Aujourd’hui encore au Grand Conseil, certains doutent de cet «agréable charmeur à la mèche
au vent», comme le décrit la socialiste Anne Emery Torracinta. La députée dénonce le côté
retors du libéral qui «voulait invalider l’initiative sur la fumée passive, non pour des
problèmes juridiques, mais parce qu’il était contre». L’écologiste Christian Bavarel évoque
quant à lui ce jour où «après un débat, je lui ai demandé s’il croyait vraiment tout ce qu’il
venait de dire. Il m’a répondu: oui à 25%!»
Activisme à Berne
L’élection à Berne de Christian Lüscher semble avoir changé la donne. Arrivé avec une image
de dilettante, le libéral a travaillé pour l’effacer en s’activant contre le remplacement des
peines de prison par des jours-amende. Son approche vive et décomplexée ainsi que sa
capacité à intégrer rapidement les problématiques les plus complexes ont impressionné.
Néanmoins, ses lacunes sur de nombreux dossiers – dues à une inexpérience que l’intéressé a
notamment avouée lors des auditions chez les Verts (mardi dernier) – retiennent beaucoup de
parlementaires à l’heure de le compter comme un vrai papable pour le Conseil fédéral.

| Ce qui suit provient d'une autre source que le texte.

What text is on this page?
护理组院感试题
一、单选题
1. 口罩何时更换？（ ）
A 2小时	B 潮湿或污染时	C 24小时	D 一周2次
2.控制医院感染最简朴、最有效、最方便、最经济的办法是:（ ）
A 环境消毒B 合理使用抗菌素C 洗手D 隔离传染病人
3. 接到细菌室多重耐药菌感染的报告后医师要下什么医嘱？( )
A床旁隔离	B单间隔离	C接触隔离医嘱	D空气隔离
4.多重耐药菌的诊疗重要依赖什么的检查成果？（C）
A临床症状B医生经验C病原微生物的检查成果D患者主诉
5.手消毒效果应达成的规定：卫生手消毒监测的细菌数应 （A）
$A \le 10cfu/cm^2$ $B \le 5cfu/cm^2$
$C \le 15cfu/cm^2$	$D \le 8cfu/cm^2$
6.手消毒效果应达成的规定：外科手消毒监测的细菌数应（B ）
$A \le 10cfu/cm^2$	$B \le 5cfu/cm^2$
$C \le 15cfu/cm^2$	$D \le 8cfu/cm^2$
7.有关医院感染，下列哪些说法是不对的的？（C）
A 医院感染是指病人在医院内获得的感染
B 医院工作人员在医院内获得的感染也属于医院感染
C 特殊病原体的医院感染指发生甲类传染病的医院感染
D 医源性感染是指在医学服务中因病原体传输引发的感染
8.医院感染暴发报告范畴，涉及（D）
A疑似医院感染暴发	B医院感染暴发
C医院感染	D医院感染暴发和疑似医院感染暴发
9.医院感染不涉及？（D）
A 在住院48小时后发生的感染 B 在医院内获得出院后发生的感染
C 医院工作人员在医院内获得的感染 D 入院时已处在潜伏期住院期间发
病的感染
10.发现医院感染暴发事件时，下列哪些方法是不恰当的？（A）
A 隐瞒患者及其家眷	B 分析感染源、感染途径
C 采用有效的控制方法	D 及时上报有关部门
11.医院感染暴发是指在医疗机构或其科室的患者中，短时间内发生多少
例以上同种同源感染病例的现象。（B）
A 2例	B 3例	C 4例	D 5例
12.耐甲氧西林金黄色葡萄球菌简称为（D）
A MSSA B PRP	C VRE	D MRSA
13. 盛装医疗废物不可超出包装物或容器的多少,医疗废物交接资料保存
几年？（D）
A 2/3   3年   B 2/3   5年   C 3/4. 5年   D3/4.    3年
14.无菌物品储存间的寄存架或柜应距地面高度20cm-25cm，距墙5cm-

L’avocat malicieux ne fait pas de quartier
«Christian Lüscher? Il a du punch! On aime ou non sa personnalité, avec ses excès, ses
bravades. Mais c’est un fin juriste.» Les propos sont de Me Vincent Spira, qui fut son ancien
associé. Ils sont élogieux. Mais le candidat au Conseil fédéral a aussi ses détracteurs. On se
souvient de la passe d’armes avec Me Henri-Philippe Sambuc, dans l’affaire Frank Muller,
qui l’avait traité de «cow-boy surbotoxé»! Moins vindicatifs, d’autres confrères parlent d’un
«fonceur, avec plus ou moins de discernement». Un plaideur «énergique» en tout cas, qui «ne
fait pas de quartier».
«Un bosseur, sérieux et compétent, confie Me Robert Assaël. Nous avons parfois plaidé
ensemble, parfois nous étions opposés: c’est un adversaire de taille, qui possède un bel esprit
de synthèse.»
Un homme qui, à en croire l’un de ses actuels associés, Me?Charles Poncet, «maîtrise ses
dossiers. Un excellent négociateur qui demeure toujours loyal aux intérêts qu’il défend. Je ne
peux que regretter qu’il devienne conseiller fédéral», glisse l’avocat pamphlétaire. Et qu’a-t- il
défendu? Notamment des familles de victimes du crash du SR-111.
Il est aussi actif dans le dossier de la banque cantonale (BCGE), où il défend l’un des exdirecteurs. Dans celui des Mouettes Genevoises, il a volé au secours des contrôleurs de
l’Inspection cantonale des finances (ICF). Et tenté de sortir des griffes de la justice la «taupe»
de l’affaire Gaon. On l’a entendu défendre un grand magasin de la place, pillé pendant le G8.
Il n’a pas toujours gagné et n’aime pas perdre, «mais il accepte ses échecs», relève Me Spira.
«Je ne partage pas ses opinions politiques, loin s’en faut, glisse Me François Canonica,
plaideur en vue du Barreau genevois. Christian Lüscher est cependant d’évidence un avocat
de grande qualité, travailleur, rapide, réactif et relativement courageux. C’est également un
homme de réseau, qui sait se montrer malicieux.» Deux qualités ô combien utiles en politique.